According to Marc Tract, a partner at Katten Muchin Rosenman LLP, the regulations first became effective on an emergency basis on Dec. 30, 2010, and were re-adopted on an emergency basis as of March 25.

Regulation No. 187 prohibits sales of annuities that are unsuitable for the insurance needs and financial objectives of consumers.

The regulation also requires that purchasers of annuities be informed of the features of the annuity being sold. Among these are surrender periods, charges, fees and the tax implications if the consumer sells, surrenders or annuitizes the contract and death benefits.

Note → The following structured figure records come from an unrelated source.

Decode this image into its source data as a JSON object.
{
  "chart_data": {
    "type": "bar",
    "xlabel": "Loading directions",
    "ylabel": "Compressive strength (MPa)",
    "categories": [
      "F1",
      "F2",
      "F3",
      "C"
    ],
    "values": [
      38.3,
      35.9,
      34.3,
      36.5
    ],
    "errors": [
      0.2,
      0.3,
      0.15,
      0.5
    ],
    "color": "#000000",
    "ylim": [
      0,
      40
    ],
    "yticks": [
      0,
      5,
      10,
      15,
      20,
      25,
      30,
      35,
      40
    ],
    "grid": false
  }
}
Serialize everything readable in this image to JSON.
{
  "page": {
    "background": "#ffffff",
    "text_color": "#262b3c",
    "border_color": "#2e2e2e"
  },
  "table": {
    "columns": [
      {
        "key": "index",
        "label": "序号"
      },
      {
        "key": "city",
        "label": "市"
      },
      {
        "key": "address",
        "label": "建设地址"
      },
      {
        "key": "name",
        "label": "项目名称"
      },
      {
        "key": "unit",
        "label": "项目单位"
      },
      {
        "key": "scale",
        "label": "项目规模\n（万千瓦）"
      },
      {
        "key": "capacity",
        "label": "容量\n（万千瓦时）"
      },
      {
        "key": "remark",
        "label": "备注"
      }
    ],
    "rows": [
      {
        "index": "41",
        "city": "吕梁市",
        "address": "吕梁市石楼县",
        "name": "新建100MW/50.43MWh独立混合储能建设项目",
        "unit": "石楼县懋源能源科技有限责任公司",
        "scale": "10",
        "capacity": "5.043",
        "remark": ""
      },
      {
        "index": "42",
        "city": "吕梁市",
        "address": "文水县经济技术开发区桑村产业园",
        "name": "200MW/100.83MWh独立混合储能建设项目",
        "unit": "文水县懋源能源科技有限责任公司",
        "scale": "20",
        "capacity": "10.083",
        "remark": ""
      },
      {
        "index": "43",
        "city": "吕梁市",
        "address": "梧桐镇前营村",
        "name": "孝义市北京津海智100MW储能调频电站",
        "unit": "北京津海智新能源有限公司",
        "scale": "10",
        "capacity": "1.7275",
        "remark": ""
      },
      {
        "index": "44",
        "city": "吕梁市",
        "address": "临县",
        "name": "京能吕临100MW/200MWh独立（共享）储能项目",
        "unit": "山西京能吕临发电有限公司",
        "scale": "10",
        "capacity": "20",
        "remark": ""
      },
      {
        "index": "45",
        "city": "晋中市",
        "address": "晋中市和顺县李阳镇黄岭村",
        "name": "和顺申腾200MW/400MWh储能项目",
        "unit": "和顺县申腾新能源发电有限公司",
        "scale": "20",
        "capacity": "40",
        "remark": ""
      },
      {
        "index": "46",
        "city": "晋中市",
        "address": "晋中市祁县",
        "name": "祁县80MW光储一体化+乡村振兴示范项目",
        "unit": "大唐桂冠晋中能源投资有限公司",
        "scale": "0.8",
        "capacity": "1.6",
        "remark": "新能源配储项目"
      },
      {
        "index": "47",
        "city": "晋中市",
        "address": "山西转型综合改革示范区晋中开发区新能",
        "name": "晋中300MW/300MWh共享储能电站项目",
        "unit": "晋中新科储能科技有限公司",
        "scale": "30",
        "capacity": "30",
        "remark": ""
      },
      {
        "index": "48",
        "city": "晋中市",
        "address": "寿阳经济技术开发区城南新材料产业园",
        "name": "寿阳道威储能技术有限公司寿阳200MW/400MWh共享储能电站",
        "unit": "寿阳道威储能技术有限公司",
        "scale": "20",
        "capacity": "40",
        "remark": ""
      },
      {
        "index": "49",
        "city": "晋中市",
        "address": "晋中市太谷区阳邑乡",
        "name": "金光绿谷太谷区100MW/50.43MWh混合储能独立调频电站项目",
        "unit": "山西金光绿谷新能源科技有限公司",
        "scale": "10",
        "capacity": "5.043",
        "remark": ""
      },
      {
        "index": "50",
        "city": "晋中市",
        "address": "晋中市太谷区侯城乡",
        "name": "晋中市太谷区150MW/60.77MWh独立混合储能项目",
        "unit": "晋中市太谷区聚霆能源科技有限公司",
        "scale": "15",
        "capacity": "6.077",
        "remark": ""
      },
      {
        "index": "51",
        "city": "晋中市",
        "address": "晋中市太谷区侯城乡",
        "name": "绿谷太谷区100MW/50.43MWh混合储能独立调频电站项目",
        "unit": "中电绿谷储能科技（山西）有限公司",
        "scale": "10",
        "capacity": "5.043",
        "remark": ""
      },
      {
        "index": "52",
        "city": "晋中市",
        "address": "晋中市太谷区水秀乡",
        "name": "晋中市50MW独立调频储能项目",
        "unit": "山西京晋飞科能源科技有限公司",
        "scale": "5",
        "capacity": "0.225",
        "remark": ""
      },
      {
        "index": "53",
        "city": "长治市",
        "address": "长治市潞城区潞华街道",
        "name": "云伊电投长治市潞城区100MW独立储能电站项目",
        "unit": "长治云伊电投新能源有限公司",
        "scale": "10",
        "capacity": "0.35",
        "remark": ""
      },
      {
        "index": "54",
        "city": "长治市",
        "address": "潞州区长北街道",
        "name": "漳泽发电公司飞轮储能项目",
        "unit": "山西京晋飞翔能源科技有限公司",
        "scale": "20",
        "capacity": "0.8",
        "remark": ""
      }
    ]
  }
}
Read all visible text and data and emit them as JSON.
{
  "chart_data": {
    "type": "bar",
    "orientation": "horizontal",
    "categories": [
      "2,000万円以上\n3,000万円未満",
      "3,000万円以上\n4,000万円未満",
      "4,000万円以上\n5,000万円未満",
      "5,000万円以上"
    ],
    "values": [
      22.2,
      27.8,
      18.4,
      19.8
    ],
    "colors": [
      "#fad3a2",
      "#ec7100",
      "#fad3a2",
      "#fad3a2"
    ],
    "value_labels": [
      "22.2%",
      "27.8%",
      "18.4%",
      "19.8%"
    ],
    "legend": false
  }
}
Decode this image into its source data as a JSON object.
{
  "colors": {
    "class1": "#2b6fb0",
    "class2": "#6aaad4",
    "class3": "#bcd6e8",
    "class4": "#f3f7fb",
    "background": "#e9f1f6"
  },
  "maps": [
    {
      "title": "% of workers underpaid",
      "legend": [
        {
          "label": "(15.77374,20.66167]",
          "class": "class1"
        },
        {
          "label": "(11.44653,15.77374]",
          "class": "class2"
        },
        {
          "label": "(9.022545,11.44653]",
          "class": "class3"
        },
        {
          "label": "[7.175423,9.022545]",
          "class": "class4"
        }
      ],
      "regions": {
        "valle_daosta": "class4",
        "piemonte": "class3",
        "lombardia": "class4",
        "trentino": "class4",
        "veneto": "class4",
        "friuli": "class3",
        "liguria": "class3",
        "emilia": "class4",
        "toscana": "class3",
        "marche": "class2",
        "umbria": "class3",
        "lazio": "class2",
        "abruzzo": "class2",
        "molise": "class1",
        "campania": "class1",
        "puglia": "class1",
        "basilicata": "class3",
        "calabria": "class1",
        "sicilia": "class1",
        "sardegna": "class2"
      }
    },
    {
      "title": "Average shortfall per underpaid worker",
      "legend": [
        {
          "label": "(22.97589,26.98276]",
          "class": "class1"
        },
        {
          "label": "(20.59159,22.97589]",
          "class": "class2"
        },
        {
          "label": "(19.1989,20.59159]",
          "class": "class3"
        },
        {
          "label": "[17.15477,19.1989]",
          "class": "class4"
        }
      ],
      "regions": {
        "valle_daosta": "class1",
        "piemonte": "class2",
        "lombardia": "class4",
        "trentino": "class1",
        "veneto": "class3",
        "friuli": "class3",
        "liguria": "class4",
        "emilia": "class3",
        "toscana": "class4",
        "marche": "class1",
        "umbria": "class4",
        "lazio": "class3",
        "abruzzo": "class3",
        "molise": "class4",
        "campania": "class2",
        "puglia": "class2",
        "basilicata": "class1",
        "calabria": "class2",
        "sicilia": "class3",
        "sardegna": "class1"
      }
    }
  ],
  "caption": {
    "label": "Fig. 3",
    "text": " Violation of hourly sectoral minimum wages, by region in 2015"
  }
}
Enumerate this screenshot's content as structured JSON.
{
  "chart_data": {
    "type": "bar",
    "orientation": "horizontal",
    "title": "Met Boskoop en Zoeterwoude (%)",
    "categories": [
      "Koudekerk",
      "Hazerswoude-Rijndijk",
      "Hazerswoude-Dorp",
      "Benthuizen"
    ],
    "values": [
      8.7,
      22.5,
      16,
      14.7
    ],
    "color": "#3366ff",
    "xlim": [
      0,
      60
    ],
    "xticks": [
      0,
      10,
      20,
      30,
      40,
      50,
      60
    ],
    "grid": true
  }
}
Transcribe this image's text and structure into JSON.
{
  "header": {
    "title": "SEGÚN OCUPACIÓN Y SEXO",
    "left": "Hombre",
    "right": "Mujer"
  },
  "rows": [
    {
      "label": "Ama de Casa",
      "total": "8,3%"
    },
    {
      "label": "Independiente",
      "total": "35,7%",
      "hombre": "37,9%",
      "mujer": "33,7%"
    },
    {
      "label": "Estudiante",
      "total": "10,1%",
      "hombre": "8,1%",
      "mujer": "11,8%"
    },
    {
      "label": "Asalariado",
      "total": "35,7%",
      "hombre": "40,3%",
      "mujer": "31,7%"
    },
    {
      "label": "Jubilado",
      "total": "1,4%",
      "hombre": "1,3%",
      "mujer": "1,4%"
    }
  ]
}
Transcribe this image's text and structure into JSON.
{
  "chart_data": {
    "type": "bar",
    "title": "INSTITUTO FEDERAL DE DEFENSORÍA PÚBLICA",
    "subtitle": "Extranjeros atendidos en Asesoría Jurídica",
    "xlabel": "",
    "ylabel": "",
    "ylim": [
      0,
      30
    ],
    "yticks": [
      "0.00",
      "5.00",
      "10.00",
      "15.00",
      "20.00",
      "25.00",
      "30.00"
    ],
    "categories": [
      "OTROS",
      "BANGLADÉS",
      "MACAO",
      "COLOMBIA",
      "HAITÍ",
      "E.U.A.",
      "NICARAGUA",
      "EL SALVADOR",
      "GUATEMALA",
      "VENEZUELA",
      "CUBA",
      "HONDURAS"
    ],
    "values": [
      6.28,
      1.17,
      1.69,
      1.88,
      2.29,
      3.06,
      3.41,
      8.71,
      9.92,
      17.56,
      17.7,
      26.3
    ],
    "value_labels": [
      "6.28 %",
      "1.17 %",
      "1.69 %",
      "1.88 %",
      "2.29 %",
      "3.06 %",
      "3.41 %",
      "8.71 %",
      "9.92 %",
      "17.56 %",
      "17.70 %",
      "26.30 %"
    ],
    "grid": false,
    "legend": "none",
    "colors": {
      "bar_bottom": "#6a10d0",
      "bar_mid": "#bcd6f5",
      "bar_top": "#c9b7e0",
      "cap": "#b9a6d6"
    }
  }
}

Regulation No. 199 prohibits insurance producers from using misleading titles, such as “certified elder planning specialist,” to gain seniors’ trust to sell them life insurance policies and annuities.

The regulation also bans the use of fraudulent marketing practices connected to the use of such titles in the solicitation or sale of life insurance policies and annuities.

According to Tract, the regulations are based on the National Association of Insurance Commissioner’s Suitability in Annuity Transactions Model Regulations and the Financial Industry Regulatory Authority’s NASD Rule 2310 for securities.

More than 30 states have adopted the NAIC Model. NASD Rule 2310 has been in effect nationwide for nearly 20 years and applies to the sales of variable annuities.

Tract said that, rather than “demonizing” the insurance industry as does the NCOIL Proposed Beneficiaries’ Bill of Rights, “I believe that New York’s regulations exemplify the search for broadly applicable uniform consumer protection standards that appropriately balance the needs of the insurance and securities industries with the needs of consumers.”